I’d like to tell you what I went through as I ate my bread of adversity, so that you may know that this isn’t some artsy-fartsy advice. In September 2007, I graduated from a good university in the Philippines. I was twenty-one at the time. I won’t tell you what I studied, at the moment. I returned joyfully to India (citizen) to register for an exam that sits twice a year— a registration exam to be able to find a job. After six months of diligent preparation, I took the exam and passed. But there was a hiccup. The government hadn’t signed an MoU (Memorandum of Understanding) for graduates from the Philippines, so getting my provisional registration was going to take time. I waited and waited. Days, weeks, and months passed.
In the meantime, I took up a job as a part-time writer, in the hope, that if ever I did get registered, I’d have to drop it in a hurry to start preparing for my permanent registration. I made very little money. Many times after the work was completed, I was never paid. My parents found it difficult to believe, that even with a degree I couldn’t get a job. Nosy neighbors kept asking, relatives assumed I was a lazy faker, everyone I met had tons of advice, the ‘Shoulda, coulda, woulda’ kind, but nothing concrete.
One and a half year later, I got my provisional number, it took another six months of paperwork for me to get an externship where I had to volunteer at a government institution for a year, demonstrating my skills to get my permanent registration number.
By the time I finished all this, keep in mind it was 2010 Three years since I graduated. Three long years before I could complete my stipulated yearlong mandatory externship. Following that the government with all its bureaucracy thought I hadn’t wasted enough time already, so they took another two years to hand me a permanent registration number.
I was twenty-five when I could get finally get a decent job. Five of the best years of my life were lost. My original plans of applying for a master's was delayed and I didn’t have the finances to support myself. My parents who worked abroad were generous but skeptical.
I did what every other unemployed person does, holed myself in our flat, living like a hermit, no television, no take-outs.
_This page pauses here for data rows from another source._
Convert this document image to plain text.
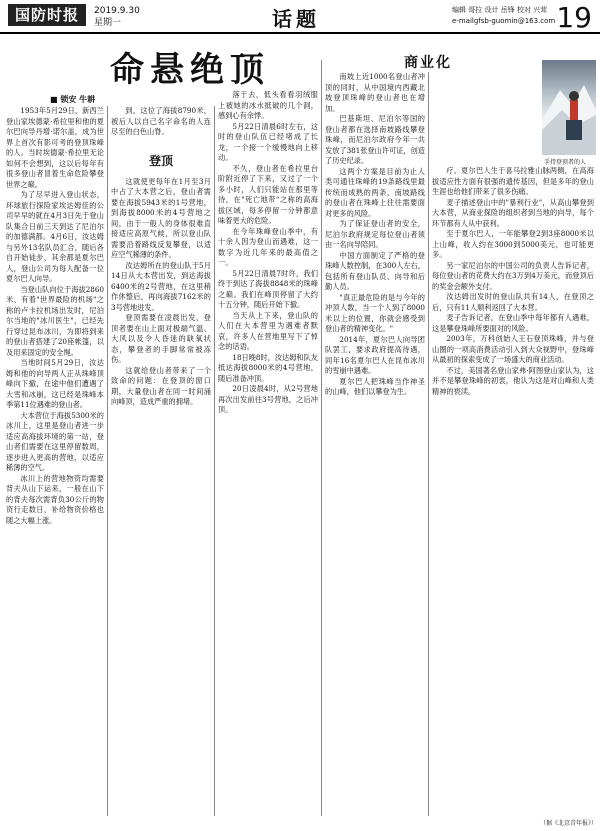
国防时报	2019.9.30
星期一	话题	编辑 哥拉 设计 岳锋 校对 兴茸
e-mailgfsb-guomin@163.com 19
命悬绝顶
■ 锁安 牛耕

1953年5月29日，新西兰登山家埃德蒙·希拉里和他的夏尔巴向导丹增·诺尔盖，成为世界上首次有影可考的登顶珠峰的人。当时埃德蒙·希拉里无论如何不会想到，这以后每年有很多登山者冒着生命危险攀登世界之巅。

为了尽早进入登山状态，环球旅行探险家埃达姆佳的公司早早的就在4月3日先于登山队集合日前三天到达了尼泊尔的加德满都。4月6日，汝达姆与另外13名队员汇合，随后各自开始徒步，其余都是夏尔巴人，登山公司为每人配备一位夏尔巴人向导。

当登山队向位于海拔2860米、有着"世界最险的机场"之称的卢卡拉机场出发时，尼泊尔当地的"冰川医生"，已经先行穿过昆布冰川，为即将到来的登山者搭建了20座帐篷，以及用来固定的安全绳。

当地时间5月29日，汝达姆和他的向导两人正从珠峰顶峰向下撤，在途中他们遭遇了大雪和冰崩，这已经是珠峰本季第11位遇难的登山者。

大本营位于海拔5300米的冰川上，这里是登山者进一步适应高海拔环境的第一站，登山者们需要在这里停留数周，逐步进入更高的营地，以适应稀薄的空气。

冰川上的营地物资均需要背夫从山下运来，一般在山下的背夫每次需背负30公斤的物资行走数日，补给物资价格也随之大幅上涨。

到，这位了海拔8790米，被后人以自己名字命名的人连尽至的白色山脊。

登顶

这就使更每年在1月至3月中占了大本营之后，登山者需要在海拔5943米的1号营地，到海拔8000米的4号营地之间，由于一般人的身体很难直接适应高原气候，所以登山队需要沿着路线反复攀登，以适应空气稀薄的条件。

汝达姆所在的登山队于5月14日从大本营出发，到达海拔6400米的2号营地，在这里稍作休整后，再向海拔7162米的3号营地进发。

登顶需要在凌晨出发，登顶者要在山上面对极端气温、大风以及令人昏迷的缺氧状态，攀登者的手脚常常被冻伤。

这就给登山者带来了一个致命的问题：在登顶的窗口期，大量登山者在同一时间涌向峰顶，造成严重的拥堵。

落于去，低头看看羽绒服上被她的冰水抵破的几个洞，感到心有余悸。

5月22日清晨6时左右，这时的登山队伍已经堵成了长龙，一个接一个缓慢地向上移动。

不久，登山者在希拉里台阶附近停了下来，又过了一个多小时，人们只能站在那里等待，在"死亡地带"之称的高海拔区域，每多停留一分钟都意味着更大的危险。

在今年珠峰登山季中，有十余人因为登山而遇难，这一数字为近几年来的最高值之一。

5月22日清晨7时许，我们终于到达了海拔8848米的珠峰之巅。我们在峰顶停留了大约十五分钟，随后开始下撤。

当天从上下来，登山队的人们在大本营里为遇难者默哀，许多人在营地里写下了悼念的话语。

18日晚8时，汝达姆和队友抵达海拔8000米的4号营地，随后准备冲顶。

20日凌晨4时，从2号营地再次出发前往3号营地，之后冲顶。

商业化

南坡上近1000名登山者冲顶的同时，从中国境内西藏北坡登顶珠峰的登山者也在增加。

巴基斯坦、尼泊尔等国的登山者都在选择南坡路线攀登珠峰，而尼泊尔政府今年一共发放了381张登山许可证，创造了历史纪录。

这两个方案是目前为止人类可通往珠峰的19条路线里最传统而成熟的两条，南坡路线的登山者在珠峰上往往需要面对更多的风险。

为了保证登山者的安全，尼泊尔政府规定每位登山者须由一名向导陪同。

中国方面制定了严格的登珠峰人数控制，在300人左右，包括所有登山队员、向导和后勤人员。

"真正最危险的是与今年的冲顶人数，当一个人到了8000米以上的位置，你就会感受到登山者的精神变化。"

2014年，夏尔巴人向导团队罢工，要求政府提高待遇，同年16名夏尔巴人在昆布冰川的雪崩中遇难。

夏尔巴人把珠峰当作神圣的山峰，他们以攀登为生。

手持登顶者的人

疗。夏尔巴人生于喜马拉雅山脉两侧，在高海拔适应性方面有很强的遗传基因，但是多年的登山生涯也给他们带来了很多伤痛。

麦子描述登山中的"暴利行业"，从高山攀登到大本营，从商业探险的组织者到当地的向导，每个环节都有人从中获利。

至于夏尔巴人，一年能攀登2到3座8000米以上山峰，收入约在3000到5000美元，也可能更多。

另一家尼泊尔的中国公司的负责人告诉记者，每位登山者的花费大约在3万到4万美元，而登顶后的奖金会额外支付。

汝达姆出发时的登山队共有14人，在登顶之后，只有11人顺利返回了大本营。

麦子告诉记者，在登山季中每年都有人遇难，这是攀登珠峰所要面对的风险。

2003年，万科创始人王石登顶珠峰，并与登山圈的一项高消费活动引入到大众视野中，登珠峰从最初的探索变成了一场盛大的商业活动。

不过，美国著名登山家弗·阿图登山家认为，这并不是攀登珠峰的初衷，他认为这是对山峰和人类精神的亵渎。

（据《北京青年报》）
I stopped living, hoping that after applying at various places, a phone call, an email or something would come up. I went to interviews, where I was asked millions of questions and then turned away due to little experience, or because I had studied abroad. Yes, prejudice exists, in more ways than you can imagine. At some places, I was humiliated because I had taken up writing instead of the actual work I trained for. I did charity work for free, spent lots of nights crying into my pillow, lonely and waiting for a phone call, any call to come through. At times I felt like an animal at the circus, performing monkey tricks without the applause.